Chapter 88: Multi-Agent PPO (MAPPO)

Learning objectives

Adapt a PPO implementation to the multi-agent setting with parameter sharing: all agents use the same policy network π(a_i | o_i) (and optionally the same value function), with agent identity or observation distinguishing them.
Use a centralized value function V(s_global) or V(s_global, a_1,…,a_n) to reduce variance and improve credit assignment; the policy remains decentralized π_i(a_i | o_i).
Train on a collaborative task (e.g. particle env or simple grid) and compare with IPPO (Independent PPO: each agent runs PPO with its own parameters and no centralized value).
Explain the benefits of parameter sharing (sample efficiency, symmetry) and centralized value (better baseline, stability).
Relate MAPPO to game AI (team games) and robot navigation (homogeneous multi-robot).

Concept and real-world RL

Multi-Agent PPO (MAPPO) applies PPO in multi-agent settings with two common design choices: parameter sharing (one policy network for all agents, with observation or id as input) and centralized value (critic uses global state, or global state and all actions, to compute a baseline). Parameter sharing improves sample efficiency when agents are homogeneous and increases symmetry; the centralized value provides a better baseline and can help with credit assignment. IPPO is the baseline where each agent runs PPO independently (no sharing, no central value). In game AI and robot navigation, MAPPO is used for cooperative control with many agents.

Where you see this in practice: MAPPO in SMAC and other MARL benchmarks; parameter sharing and central value in cooperative MARL.

Illustration (parameter sharing): With parameter sharing, all agents use the same policy; the centralized critic has access to all observations. The chart below shows mean return (cooperative task) vs independent PPO.

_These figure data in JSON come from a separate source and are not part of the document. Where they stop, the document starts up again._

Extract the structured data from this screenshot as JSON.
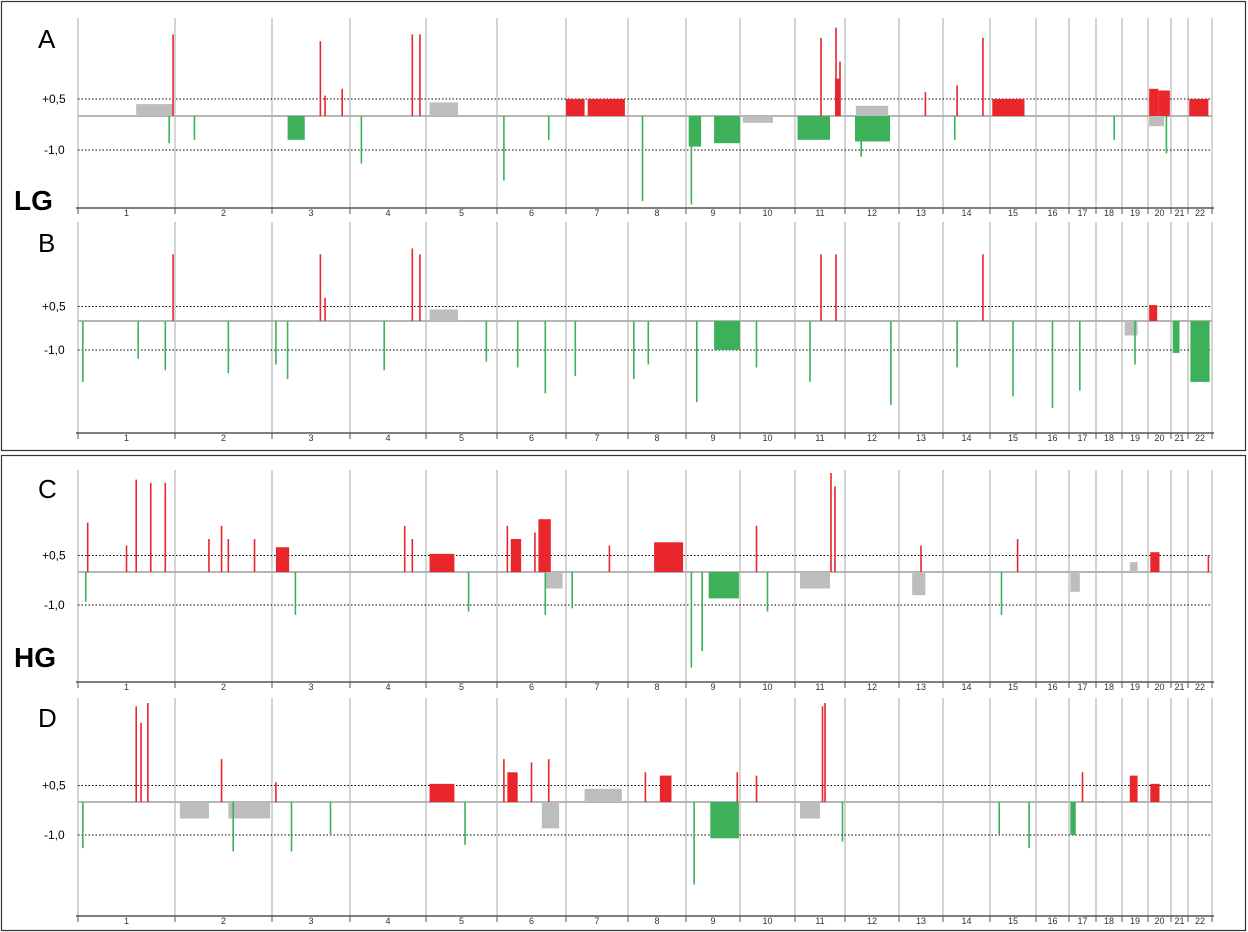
{
  "figure": {
    "groups": [
      {
        "label": "LG",
        "panels": [
          "A",
          "B"
        ]
      },
      {
        "label": "HG",
        "panels": [
          "C",
          "D"
        ]
      }
    ]
  },
  "chart_data": [
    {
      "type": "bar",
      "panel": "A",
      "group": "LG",
      "categories": [
        "1",
        "2",
        "3",
        "4",
        "5",
        "6",
        "7",
        "8",
        "9",
        "10",
        "11",
        "12",
        "13",
        "14",
        "15",
        "16",
        "17",
        "18",
        "19",
        "20",
        "21",
        "22"
      ],
      "threshold_labels": {
        "gain": "+0,5",
        "loss": "-1,0"
      },
      "thresholds": {
        "gain": 0.5,
        "loss": -1.0
      },
      "colors": {
        "gain": "#e8262c",
        "loss": "#3db15a",
        "neutral": "#bdbdbd"
      },
      "gains": [
        {
          "chr": "1",
          "pos": 0.98,
          "value": 2.4
        },
        {
          "chr": "3",
          "pos": 0.62,
          "value": 2.2
        },
        {
          "chr": "3",
          "pos": 0.68,
          "value": 0.6
        },
        {
          "chr": "3",
          "pos": 0.9,
          "value": 0.8
        },
        {
          "chr": "4",
          "pos": 0.82,
          "value": 2.4
        },
        {
          "chr": "4",
          "pos": 0.92,
          "value": 2.4
        },
        {
          "chr": "7",
          "start": 0.0,
          "end": 0.3,
          "value": 0.5
        },
        {
          "chr": "7",
          "start": 0.35,
          "end": 0.95,
          "value": 0.5
        },
        {
          "chr": "11",
          "pos": 0.52,
          "value": 2.3
        },
        {
          "chr": "11",
          "pos": 0.82,
          "value": 2.6
        },
        {
          "chr": "11",
          "start": 0.8,
          "end": 0.9,
          "value": 1.1
        },
        {
          "chr": "11",
          "pos": 0.9,
          "value": 1.6
        },
        {
          "chr": "13",
          "pos": 0.6,
          "value": 0.7
        },
        {
          "chr": "14",
          "pos": 0.3,
          "value": 0.9
        },
        {
          "chr": "14",
          "pos": 0.85,
          "value": 2.3
        },
        {
          "chr": "15",
          "start": 0.05,
          "end": 0.75,
          "value": 0.5
        },
        {
          "chr": "20",
          "start": 0.05,
          "end": 0.45,
          "value": 0.8
        },
        {
          "chr": "20",
          "start": 0.45,
          "end": 0.95,
          "value": 0.75
        },
        {
          "chr": "22",
          "start": 0.05,
          "end": 0.85,
          "value": 0.5
        }
      ],
      "losses": [
        {
          "chr": "1",
          "pos": 0.94,
          "value": -0.8
        },
        {
          "chr": "2",
          "pos": 0.2,
          "value": -0.7
        },
        {
          "chr": "3",
          "start": 0.2,
          "end": 0.42,
          "value": -0.7
        },
        {
          "chr": "4",
          "pos": 0.15,
          "value": -1.4
        },
        {
          "chr": "6",
          "pos": 0.1,
          "value": -1.9
        },
        {
          "chr": "6",
          "pos": 0.75,
          "value": -0.7
        },
        {
          "chr": "8",
          "pos": 0.25,
          "value": -2.5
        },
        {
          "chr": "9",
          "start": 0.05,
          "end": 0.28,
          "value": -0.9
        },
        {
          "chr": "9",
          "start": 0.52,
          "end": 1.0,
          "value": -0.8
        },
        {
          "chr": "9",
          "pos": 0.1,
          "value": -2.6
        },
        {
          "chr": "11",
          "start": 0.05,
          "end": 0.7,
          "value": -0.7
        },
        {
          "chr": "11",
          "start": 1.2,
          "end": 1.9,
          "value": -0.75
        },
        {
          "chr": "12",
          "pos": 0.3,
          "value": -1.2
        },
        {
          "chr": "14",
          "pos": 0.25,
          "value": -0.7
        },
        {
          "chr": "18",
          "pos": 0.7,
          "value": -0.7
        },
        {
          "chr": "20",
          "pos": 0.8,
          "value": -1.1
        }
      ],
      "neutral": [
        {
          "chr": "1",
          "start": 0.6,
          "end": 0.98,
          "value": 0.35
        },
        {
          "chr": "5",
          "start": 0.05,
          "end": 0.45,
          "value": 0.4
        },
        {
          "chr": "12",
          "start": 0.2,
          "end": 0.8,
          "value": 0.3
        },
        {
          "chr": "10",
          "start": 0.05,
          "end": 0.6,
          "value": -0.2
        },
        {
          "chr": "20",
          "start": 0.05,
          "end": 0.7,
          "value": -0.3
        }
      ]
    },
    {
      "type": "bar",
      "panel": "B",
      "group": "LG",
      "categories": [
        "1",
        "2",
        "3",
        "4",
        "5",
        "6",
        "7",
        "8",
        "9",
        "10",
        "11",
        "12",
        "13",
        "14",
        "15",
        "16",
        "17",
        "18",
        "19",
        "20",
        "21",
        "22"
      ],
      "threshold_labels": {
        "gain": "+0,5",
        "loss": "-1,0"
      },
      "thresholds": {
        "gain": 0.5,
        "loss": -1.0
      },
      "colors": {
        "gain": "#e8262c",
        "loss": "#3db15a",
        "neutral": "#bdbdbd"
      },
      "gains": [
        {
          "chr": "1",
          "pos": 0.98,
          "value": 2.3
        },
        {
          "chr": "3",
          "pos": 0.62,
          "value": 2.3
        },
        {
          "chr": "3",
          "pos": 0.68,
          "value": 0.8
        },
        {
          "chr": "4",
          "pos": 0.82,
          "value": 2.5
        },
        {
          "chr": "4",
          "pos": 0.92,
          "value": 2.3
        },
        {
          "chr": "11",
          "pos": 0.52,
          "value": 2.3
        },
        {
          "chr": "11",
          "pos": 0.82,
          "value": 2.3
        },
        {
          "chr": "14",
          "pos": 0.85,
          "value": 2.3
        },
        {
          "chr": "20",
          "start": 0.05,
          "end": 0.4,
          "value": 0.55
        }
      ],
      "losses": [
        {
          "chr": "1",
          "pos": 0.05,
          "value": -2.1
        },
        {
          "chr": "1",
          "pos": 0.62,
          "value": -1.3
        },
        {
          "chr": "1",
          "pos": 0.9,
          "value": -1.7
        },
        {
          "chr": "2",
          "pos": 0.55,
          "value": -1.8
        },
        {
          "chr": "3",
          "pos": 0.05,
          "value": -1.5
        },
        {
          "chr": "3",
          "pos": 0.2,
          "value": -2.0
        },
        {
          "chr": "4",
          "pos": 0.45,
          "value": -1.7
        },
        {
          "chr": "5",
          "pos": 0.85,
          "value": -1.4
        },
        {
          "chr": "6",
          "pos": 0.3,
          "value": -1.6
        },
        {
          "chr": "6",
          "pos": 0.7,
          "value": -2.5
        },
        {
          "chr": "7",
          "pos": 0.15,
          "value": -1.9
        },
        {
          "chr": "8",
          "pos": 0.1,
          "value": -2.0
        },
        {
          "chr": "8",
          "pos": 0.35,
          "value": -1.5
        },
        {
          "chr": "9",
          "start": 0.52,
          "end": 1.0,
          "value": -1.0
        },
        {
          "chr": "9",
          "pos": 0.2,
          "value": -2.8
        },
        {
          "chr": "10",
          "pos": 0.3,
          "value": -1.6
        },
        {
          "chr": "11",
          "pos": 0.3,
          "value": -2.1
        },
        {
          "chr": "12",
          "pos": 0.85,
          "value": -2.9
        },
        {
          "chr": "14",
          "pos": 0.3,
          "value": -1.6
        },
        {
          "chr": "15",
          "pos": 0.5,
          "value": -2.6
        },
        {
          "chr": "16",
          "pos": 0.5,
          "value": -3.0
        },
        {
          "chr": "17",
          "pos": 0.4,
          "value": -2.4
        },
        {
          "chr": "19",
          "pos": 0.5,
          "value": -1.5
        },
        {
          "chr": "21",
          "start": 0.1,
          "end": 0.5,
          "value": -1.1
        },
        {
          "chr": "22",
          "start": 0.1,
          "end": 0.9,
          "value": -2.1
        }
      ],
      "neutral": [
        {
          "chr": "5",
          "start": 0.05,
          "end": 0.45,
          "value": 0.4
        },
        {
          "chr": "19",
          "start": 0.1,
          "end": 0.6,
          "value": -0.5
        }
      ]
    },
    {
      "type": "bar",
      "panel": "C",
      "group": "HG",
      "categories": [
        "1",
        "2",
        "3",
        "4",
        "5",
        "6",
        "7",
        "8",
        "9",
        "10",
        "11",
        "12",
        "13",
        "14",
        "15",
        "16",
        "17",
        "18",
        "19",
        "20",
        "21",
        "22"
      ],
      "threshold_labels": {
        "gain": "+0,5",
        "loss": "-1,0"
      },
      "thresholds": {
        "gain": 0.5,
        "loss": -1.0
      },
      "colors": {
        "gain": "#e8262c",
        "loss": "#3db15a",
        "neutral": "#bdbdbd"
      },
      "gains": [
        {
          "chr": "1",
          "pos": 0.1,
          "value": 1.5
        },
        {
          "chr": "1",
          "pos": 0.5,
          "value": 0.8
        },
        {
          "chr": "1",
          "pos": 0.6,
          "value": 2.8
        },
        {
          "chr": "1",
          "pos": 0.75,
          "value": 2.7
        },
        {
          "chr": "1",
          "pos": 0.9,
          "value": 2.7
        },
        {
          "chr": "2",
          "pos": 0.35,
          "value": 1.0
        },
        {
          "chr": "2",
          "pos": 0.48,
          "value": 1.4
        },
        {
          "chr": "2",
          "pos": 0.55,
          "value": 1.0
        },
        {
          "chr": "2",
          "pos": 0.82,
          "value": 1.0
        },
        {
          "chr": "3",
          "start": 0.05,
          "end": 0.22,
          "value": 0.75
        },
        {
          "chr": "4",
          "pos": 0.72,
          "value": 1.4
        },
        {
          "chr": "4",
          "pos": 0.82,
          "value": 1.0
        },
        {
          "chr": "5",
          "start": 0.05,
          "end": 0.4,
          "value": 0.55
        },
        {
          "chr": "6",
          "pos": 0.15,
          "value": 1.4
        },
        {
          "chr": "6",
          "start": 0.2,
          "end": 0.35,
          "value": 1.0
        },
        {
          "chr": "6",
          "pos": 0.55,
          "value": 1.2
        },
        {
          "chr": "6",
          "start": 0.6,
          "end": 0.78,
          "value": 1.6
        },
        {
          "chr": "7",
          "pos": 0.7,
          "value": 0.8
        },
        {
          "chr": "8",
          "start": 0.45,
          "end": 0.95,
          "value": 0.9
        },
        {
          "chr": "10",
          "pos": 0.3,
          "value": 1.4
        },
        {
          "chr": "11",
          "pos": 0.72,
          "value": 3.0
        },
        {
          "chr": "11",
          "pos": 0.8,
          "value": 2.6
        },
        {
          "chr": "13",
          "pos": 0.5,
          "value": 0.8
        },
        {
          "chr": "15",
          "pos": 0.6,
          "value": 1.0
        },
        {
          "chr": "20",
          "start": 0.1,
          "end": 0.5,
          "value": 0.6
        },
        {
          "chr": "22",
          "pos": 0.85,
          "value": 0.5
        }
      ],
      "losses": [
        {
          "chr": "1",
          "pos": 0.08,
          "value": -0.9
        },
        {
          "chr": "3",
          "pos": 0.3,
          "value": -1.3
        },
        {
          "chr": "5",
          "pos": 0.6,
          "value": -1.2
        },
        {
          "chr": "6",
          "pos": 0.7,
          "value": -1.3
        },
        {
          "chr": "7",
          "pos": 0.1,
          "value": -1.1
        },
        {
          "chr": "9",
          "start": 0.42,
          "end": 0.98,
          "value": -0.8
        },
        {
          "chr": "9",
          "pos": 0.1,
          "value": -2.9
        },
        {
          "chr": "9",
          "pos": 0.3,
          "value": -2.4
        },
        {
          "chr": "10",
          "pos": 0.5,
          "value": -1.2
        },
        {
          "chr": "15",
          "pos": 0.25,
          "value": -1.3
        }
      ],
      "neutral": [
        {
          "chr": "6",
          "start": 0.7,
          "end": 0.95,
          "value": -0.5
        },
        {
          "chr": "11",
          "start": 0.1,
          "end": 0.7,
          "value": -0.5
        },
        {
          "chr": "13",
          "start": 0.3,
          "end": 0.6,
          "value": -0.7
        },
        {
          "chr": "17",
          "start": 0.05,
          "end": 0.4,
          "value": -0.6
        },
        {
          "chr": "19",
          "start": 0.3,
          "end": 0.6,
          "value": 0.3
        }
      ]
    },
    {
      "type": "bar",
      "panel": "D",
      "group": "HG",
      "categories": [
        "1",
        "2",
        "3",
        "4",
        "5",
        "6",
        "7",
        "8",
        "9",
        "10",
        "11",
        "12",
        "13",
        "14",
        "15",
        "16",
        "17",
        "18",
        "19",
        "20",
        "21",
        "22"
      ],
      "threshold_labels": {
        "gain": "+0,5",
        "loss": "-1,0"
      },
      "thresholds": {
        "gain": 0.5,
        "loss": -1.0
      },
      "colors": {
        "gain": "#e8262c",
        "loss": "#3db15a",
        "neutral": "#bdbdbd"
      },
      "gains": [
        {
          "chr": "1",
          "pos": 0.6,
          "value": 2.9
        },
        {
          "chr": "1",
          "pos": 0.65,
          "value": 2.4
        },
        {
          "chr": "1",
          "pos": 0.72,
          "value": 3.0
        },
        {
          "chr": "2",
          "pos": 0.48,
          "value": 1.3
        },
        {
          "chr": "3",
          "pos": 0.05,
          "value": 0.6
        },
        {
          "chr": "5",
          "start": 0.05,
          "end": 0.4,
          "value": 0.55
        },
        {
          "chr": "6",
          "pos": 0.1,
          "value": 1.3
        },
        {
          "chr": "6",
          "start": 0.15,
          "end": 0.3,
          "value": 0.9
        },
        {
          "chr": "6",
          "pos": 0.5,
          "value": 1.2
        },
        {
          "chr": "6",
          "pos": 0.75,
          "value": 1.3
        },
        {
          "chr": "8",
          "pos": 0.3,
          "value": 0.9
        },
        {
          "chr": "8",
          "start": 0.55,
          "end": 0.75,
          "value": 0.8
        },
        {
          "chr": "9",
          "pos": 0.95,
          "value": 0.9
        },
        {
          "chr": "10",
          "pos": 0.3,
          "value": 0.8
        },
        {
          "chr": "11",
          "pos": 0.55,
          "value": 2.9
        },
        {
          "chr": "11",
          "pos": 0.6,
          "value": 3.0
        },
        {
          "chr": "17",
          "pos": 0.5,
          "value": 0.9
        },
        {
          "chr": "19",
          "start": 0.3,
          "end": 0.6,
          "value": 0.8
        },
        {
          "chr": "20",
          "start": 0.1,
          "end": 0.5,
          "value": 0.55
        }
      ],
      "losses": [
        {
          "chr": "1",
          "pos": 0.05,
          "value": -1.4
        },
        {
          "chr": "2",
          "pos": 0.6,
          "value": -1.5
        },
        {
          "chr": "3",
          "pos": 0.25,
          "value": -1.5
        },
        {
          "chr": "3",
          "pos": 0.75,
          "value": -1.0
        },
        {
          "chr": "5",
          "pos": 0.55,
          "value": -1.3
        },
        {
          "chr": "9",
          "start": 0.45,
          "end": 0.98,
          "value": -1.1
        },
        {
          "chr": "9",
          "pos": 0.15,
          "value": -2.5
        },
        {
          "chr": "11",
          "pos": 0.95,
          "value": -1.2
        },
        {
          "chr": "15",
          "pos": 0.2,
          "value": -1.0
        },
        {
          "chr": "15",
          "pos": 0.85,
          "value": -1.4
        },
        {
          "chr": "17",
          "start": 0.05,
          "end": 0.25,
          "value": -1.0
        }
      ],
      "neutral": [
        {
          "chr": "2",
          "start": 0.05,
          "end": 0.35,
          "value": -0.5
        },
        {
          "chr": "2",
          "start": 0.55,
          "end": 0.98,
          "value": -0.5
        },
        {
          "chr": "6",
          "start": 0.65,
          "end": 0.9,
          "value": -0.8
        },
        {
          "chr": "7",
          "start": 0.3,
          "end": 0.9,
          "value": 0.4
        },
        {
          "chr": "11",
          "start": 0.1,
          "end": 0.5,
          "value": -0.5
        }
      ]
    }
  ]
}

Exercise: Adapt your PPO implementation to the multi-agent setting with parameter sharing among agents. Use a centralized value function (critic). Train on a collaborative task and compare with independent PPO.

Professor’s hints

Parameter sharing: One policy π(a | o, id) or π(a | o) where o is the observation (same format for each agent). For each agent i, pass o_i (and optionally id_i) and get π(·| o_i). All agents share the same parameters.
Centralized value: V_ψ(s_global) where s_global = (o_1,…,o_n) or full state. For the advantage, use A_t = R_t - V_ψ(s_t). The return R_t can be the team return (same for all agents) or per-agent. Use team return for cooperative tasks.
PPO update: Collect trajectories (all agents step); compute advantages with the centralized V; update the shared policy with PPO clip loss and the centralized V with MSE. Same clip and entropy as single-agent PPO.
IPPO: Each agent has its own π_i and V_i (or no value sharing). Each gets the same team reward (or individual reward). Update each with PPO independently. Same env and horizon for fair comparison.

Common pitfalls

Observation format: With parameter sharing, ensure each agent’s observation has the same size/shape (e.g. pad or use relative coordinates). Include agent id or a one-hot if the role can differ.
Advantage computation: Use the same advantage for all agents in a step (team reward) when the task is fully cooperative; otherwise use per-agent reward for advantage.
Central value at execution: The centralized value is only for training; at test time we only need π(a_i | o_i) for each agent.

Worked solution (warm-up: COMA)

Key idea: COMA uses a centralized critic \(V(s)\) or \(Q(s, u)\) and counterfactual advantage: for agent \(i\), \(A_i = Q(s, u) - \sum_{u_i’} \pi_i(u_i’|o_i) Q(s, (u_{-i}, u_i’))\). So we compare the joint action to the expected value if \(i\) had acted differently (marginalizing over \(i\)’s policy). This gives a credit assignment signal for \(i\) that accounts for others’ actions. Execution is decentralized (\(\pi_i\) only).

Extra practice

Warm-up: Why might parameter sharing speed up learning in a cooperative task with homogeneous agents?
Coding: Implement MAPPO (parameter sharing + centralized V) and IPPO on “simple_spread” (or a 3-agent cooperative grid). Train both for 100k steps. Plot mean team return. Which reaches higher return faster?
Challenge: Add value factorization (e.g. V_tot = f(V_1(o_1),…,V_n(o_n), s)) and compare with a single centralized V. Does factorization help or hurt in your task?
Variant: Change from homogeneous agents (all same role) to heterogeneous agents (two defenders and one attacker with different action sets). Does parameter sharing still help, or does it hurt by forcing different-role agents to share weights?
Debug: MAPPO training shows the centralized value function V(s) converging well, but policy gradient updates are very noisy. The advantage estimates A = R - V(s) are computed using global state s in V but local observation o in the policy, causing a mismatch in the baseline. Explain the correct way to compute advantages with a centralized critic and decentralized actor.
Conceptual: MAPPO uses a centralized value function during training to reduce variance. Explain why reducing variance in the advantage estimates is especially important in multi-agent settings compared to single-agent PPO. What grows with the number of agents that makes policy gradient variance worse?